The Journey of a Preacher's Kid

Finding Identity in a New Church with a New Church Family

Because when your dad is the preacher, his title automatically qualifies you to do everything: drive the church van, sponsor children's camp, run the sound booth at the ripe age of 8. True story. People don't question it. You're the preacher's kid so they have no reason not to believe you're anything less than amazing. (Plus you kind of have to when no one else will.)

Growing up, I never understood families searching for church homes. That was never us. Churches sought us out. And I don't say that to boast. It's just the way it is in full-time ministry: God calls you somewhere and you stay there focused on His task until He calls you somewhere else. There are prayerful steps of faith involved, but God takes care of those little details.

But then you grow up. And you find yourself single and looking for a church home. For the first time. ALONE. It's refreshing and it's scary and you find yourself nitpicking the entire service from the pastor's welcome to how long the congregation shakes hands to whether or not he does a children's message and how many points are in his sermon. The first time I visited a church on my own, the first several times really, I went home frustrated that they weren't doing church "right". I sat under the same man's teaching for 21 years of my life. I proofread and put his sermon points in PowerPoint on Saturday nights. I even picked out his suit and tie a few times when my mom let me. I knew the way church should be done - my dad's way.

Three years after first venturing out alone as an official church visitor, I, WE, began church shopping again. The recently-married preacher's daughter and deacon's son, the new kids in town. Our list of expectations was exhausting. I would like the music but not the preaching. He would like the preaching but not the Sunday school class. This one was too big, but that one was too small. But there was something I began to like no matter where we went: we were just another couple in the sea of visiting couples. No one knew our story. No one knew how involved we had or hadn't been previously. We could just be. And I was more than okay with that.

Three years later, we went shopping again in a new town. This time, our list was even longer because we had a baby's needs to consider. As we found our new church home and began getting to know people, this same idea I had grown accustomed to began to haunt me.

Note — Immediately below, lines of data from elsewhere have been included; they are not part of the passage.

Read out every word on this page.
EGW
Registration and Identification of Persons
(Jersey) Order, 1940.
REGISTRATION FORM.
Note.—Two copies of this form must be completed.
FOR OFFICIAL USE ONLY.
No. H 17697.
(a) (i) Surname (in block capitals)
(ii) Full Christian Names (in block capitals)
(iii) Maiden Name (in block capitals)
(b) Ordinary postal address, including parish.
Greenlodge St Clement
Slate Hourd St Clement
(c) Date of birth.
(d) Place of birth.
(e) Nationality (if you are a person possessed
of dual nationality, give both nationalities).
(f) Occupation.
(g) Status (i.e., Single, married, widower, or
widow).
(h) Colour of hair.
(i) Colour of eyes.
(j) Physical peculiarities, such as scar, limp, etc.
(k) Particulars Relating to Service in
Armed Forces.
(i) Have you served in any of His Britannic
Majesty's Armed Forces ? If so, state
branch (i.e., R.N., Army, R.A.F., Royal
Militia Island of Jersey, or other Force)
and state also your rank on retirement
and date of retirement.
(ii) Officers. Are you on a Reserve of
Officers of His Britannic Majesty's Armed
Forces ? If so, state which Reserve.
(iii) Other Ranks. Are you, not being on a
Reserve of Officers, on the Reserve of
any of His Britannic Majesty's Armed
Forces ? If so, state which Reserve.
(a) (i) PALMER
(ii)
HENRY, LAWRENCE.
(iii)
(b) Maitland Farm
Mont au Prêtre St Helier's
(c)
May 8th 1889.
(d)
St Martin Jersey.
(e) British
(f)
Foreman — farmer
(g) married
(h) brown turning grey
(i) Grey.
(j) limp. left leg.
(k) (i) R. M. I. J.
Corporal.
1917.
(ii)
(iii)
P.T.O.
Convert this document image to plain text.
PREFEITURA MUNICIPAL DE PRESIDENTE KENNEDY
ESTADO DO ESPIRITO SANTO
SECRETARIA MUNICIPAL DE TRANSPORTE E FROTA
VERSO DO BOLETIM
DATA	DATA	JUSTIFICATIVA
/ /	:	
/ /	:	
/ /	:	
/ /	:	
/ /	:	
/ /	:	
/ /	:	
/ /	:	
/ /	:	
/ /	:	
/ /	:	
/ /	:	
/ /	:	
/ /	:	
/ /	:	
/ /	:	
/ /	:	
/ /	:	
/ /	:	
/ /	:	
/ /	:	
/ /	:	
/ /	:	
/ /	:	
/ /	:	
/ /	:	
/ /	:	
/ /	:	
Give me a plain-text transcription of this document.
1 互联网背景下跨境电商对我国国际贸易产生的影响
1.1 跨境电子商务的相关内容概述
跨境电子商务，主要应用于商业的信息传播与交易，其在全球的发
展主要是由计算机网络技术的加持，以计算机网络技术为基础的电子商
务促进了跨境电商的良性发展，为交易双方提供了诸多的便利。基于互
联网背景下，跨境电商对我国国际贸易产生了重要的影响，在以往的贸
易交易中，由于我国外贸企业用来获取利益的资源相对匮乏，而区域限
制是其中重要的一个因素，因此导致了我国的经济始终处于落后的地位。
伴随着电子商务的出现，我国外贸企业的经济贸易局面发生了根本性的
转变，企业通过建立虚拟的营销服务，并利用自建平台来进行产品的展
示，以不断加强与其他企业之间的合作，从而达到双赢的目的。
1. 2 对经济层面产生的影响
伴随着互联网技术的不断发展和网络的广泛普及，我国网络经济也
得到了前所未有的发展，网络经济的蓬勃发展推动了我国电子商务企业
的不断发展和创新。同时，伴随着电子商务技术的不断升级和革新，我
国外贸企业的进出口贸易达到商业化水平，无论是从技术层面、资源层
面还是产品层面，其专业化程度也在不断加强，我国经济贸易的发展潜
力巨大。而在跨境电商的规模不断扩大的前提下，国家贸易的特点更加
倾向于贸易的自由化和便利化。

NO ONE KNOWS OUR STORY. NO ONE KNOWS HOW INVOLVED WE'VE BEEN.

What was once almost comforting began to eat away at me. I wasn't the default Bible school teacher or special singer or nursery person. No one asked my opinion on the church bulletin font or colors to paint the youth room. For the first time in my church "career", I was trying to prove myself worthy of all these things. The things it was once assumed I would do, I now had to seek out and ask for. For the first time in a long time, I was given the gift of a choice. Choose your level of involvement, choose what people know about you, choose to know people.

Choose to WORK, choose to DO, choose to LOVE because IT MATTERS.

One Sunday morning, it finally hit me: here I stood with my husband by my side, holding my oldest daughter's hand and carrying my youngest on my hip.  If we were going to get plugged in, we were going to have to make the choice and be intentional. We were going to have to put ourselves out there, as individuals and as a a family unit, and see who would have us. It's exciting really - placing our lives in God's hands, purposefully and prayerfully asking how He would choose to use us in His church.